Как же случилось, что в недрах одной из самых устрашающих монархий вызрело такое удивительное движение? Ясно, что зло и несправедливости предшествовавших десятилетий много сделали, чтобы вдохнуть в широкие массы революционный дух, также свою роль сыграло многообразие самых разных верований в Ираншехре, культы и тайные ереси, коих всегда было немало в Зороастрийской церкви. Однако последующая традиция приписала беспрецедентное течение «поборников справедливости» единственному пророку, давно предсказанному посланнику Ормузда по имени Маздак. Спустя четыре сотни лет историки все еще помнили, как он заявлял: «То, что Бог дал людям, должно распределяться поровну, люди нарушают эту заповедь, проявляя несправедливость друг к другу»56. К сожалению, мрак, закрывающий от нас жизни многих пророков, поглотил и Маздака. Хотя в исторических документах, созданных через столетие и позже после смерти посланника, его описывают как возвышающуюся над окружающими могучую фигуру, ни один из современников о нем не упоминает. Поэтому, стараясь понять, чем он занимался, мы получаем больше вопросов, чем ответов. Являлись ли его учения собственными или он просто озвучил доктрины, формировавшиеся в течение предшествовавших десятилетий или даже веков? Можно ли верить подробностям его биографии? Да и существовал ли он вообще?

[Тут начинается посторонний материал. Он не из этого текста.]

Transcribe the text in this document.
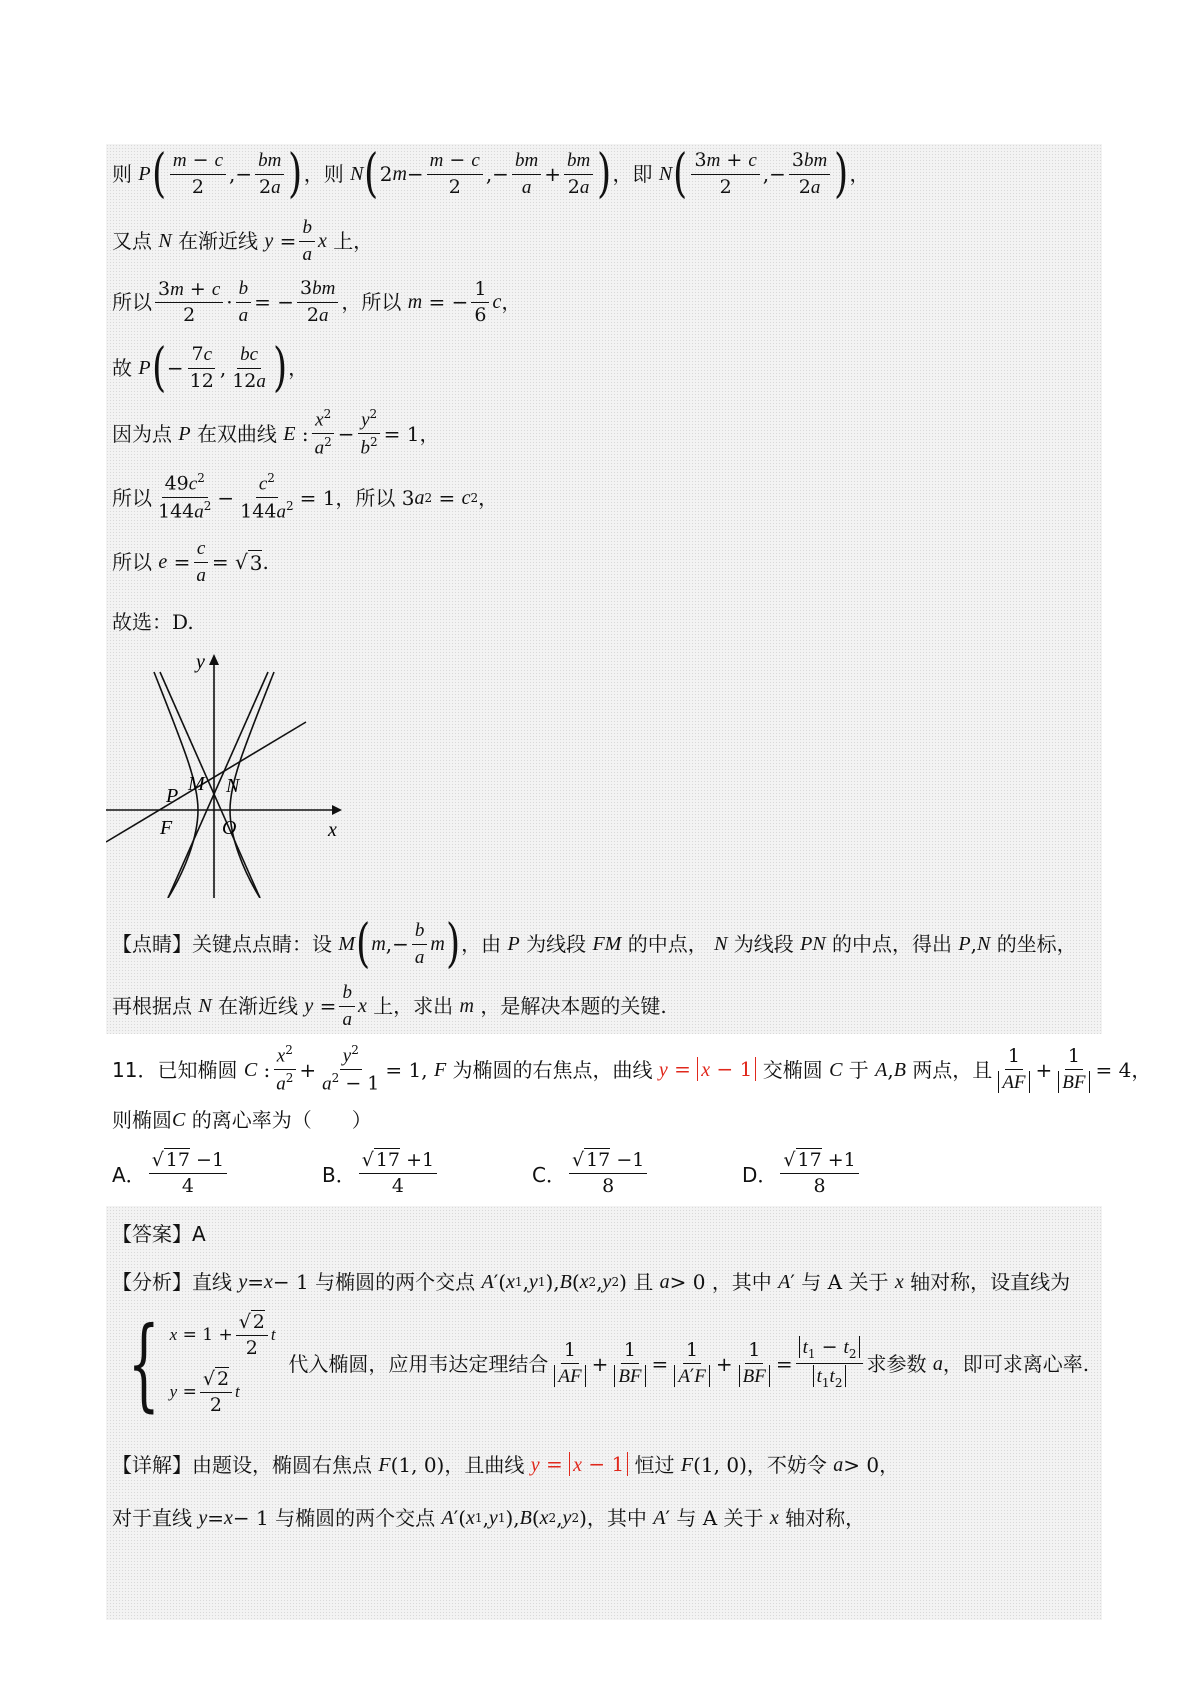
则
P ( $\frac{m - c}{2}$ ,− $\frac{bm}{2a}$ ) ，则
N ( 2 $m - \frac{m - c}{2}$ ,− $\frac{bm}{a} + \frac{bm}{2a}$ ) ，即
N ( $\frac{3m + c}{2}$ ,− $\frac{3bm}{2a}$ ) ，
又点
N
在渐近线
$y = \frac{b}{a}$ x
上，
所以 $\frac{3m + c}{2} \cdot \frac{b}{a}$ = − $\frac{3bm}{2a}$ ，所以
m = − $\frac{1}{6}$ c ，
故
P ( − $\frac{7c}{12}$ , $\frac{bc}{12a}$ ) ，
因为点
P
在双曲线
E : $\frac{x^2}{a^2} - \frac{y^2}{b^2} = 1$ ，
所以 $\frac{49c^2}{144a^2} - \frac{c^2}{144a^2} = 1$ ，所以 3 a 2 = c 2 ，
所以
$e = \frac{c}{a}$ = √ 3 .
故选：D.
y
x
P
M N
F O
【点睛】 关键点点睛：设
M ( m ,− $\frac{b}{a}$ m ) ，由
P
为线段
FM
的中点，
N
为线段
PN
的中点，得出
P , N
的坐标，
再根据点
N
在渐近线
$y = \frac{b}{a}$ x
上，求出
m
，是解决本题的关键.
11． 已知椭圆
C : $\frac{x^2}{a^2} + \frac{y^2}{a^2 - 1} = 1$, F
为椭圆的右焦点，曲线 y = x − 1 交椭圆
C
于
A , B
两点，且 $\frac{1}{AF} + \frac{1}{BF} = 4$ ，
则椭圆 C
的离心率为（　　）
A． $\frac{√ 17 -1}{4}$	B． $\frac{√ 17 +1}{4}$	C． $\frac{√ 17 -1}{8}$	D． $\frac{√ 17 +1}{8}$
【答案】 A
【分析】 直线
y = x − 1 与椭圆的两个交点
A ′( x 1 , y 1 ), B ( x 2 , y 2 ) 且
a > 0 ，其中
A ′ 与 A 关于
x
轴对称，设直线为
{ $x = 1 + \frac{√ 2}{2}$ t
$y = \frac{√ 2}{2}$ t

代入椭圆，应用韦达定理结合 $\frac{1}{AF} + \frac{1}{BF} = \frac{1}{A'F} + \frac{1}{BF} = \frac{t_1 - t_2}{t_1t_2}$ 求参数
a ，即可求离心率.
【详解】 由题设，椭圆右焦点
F (1, 0) ，且曲线 y = x − 1 恒过
F (1, 0) ，不妨令
a > 0 ，
对于直线
y = x − 1 与椭圆的两个交点
A ′( x 1 , y 1 ), B ( x 2 , y 2 ) ，其中
A ′ 与 A 关于
x
轴对称，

Среди множества неопределенностей два факта представляются ясными. Во-первых, Ираншехр к началу правления Кавада находился на грани полномасштабной социальной революции. Во-вторых, сам шахиншах, явный оппортунист, подтолкнул ее начало. Монархии редко имеют обыкновение способствовать классовой борьбе. Однако Кавад, «чья хитрость и энергия не имела себе равных»58, отчаянно бросался в незнакомые воды. Его поддержка революционеров имела две цели: обеспечить сохранность собственных поместий и указать массам нужное направление – на великие парфянские династии. Возможно и даже вероятно, что в его стратегии был не только холодный расчет, – не исключено, что он действительно симпатизировал бедным, на которых обрушилась волна напастей. Традиция сообщает, что Маздак, когда его привели к царю, обратил того в свою веру, и традиция может быть правдивой. Дерзость попыток Кавада нейтрализовать знать – лучшее свидетельство того, что Маздак все-таки существовал. Было бы трудно поверить, что Сасанид мог связаться с крестьянскими повстанцами, если бы он не имел внутренней убежденности в своей правоте, в том, что он выполняет божественную миссию. Цинизм Кавада срастается с религиозностью, и это безусловно делает его маздакитом.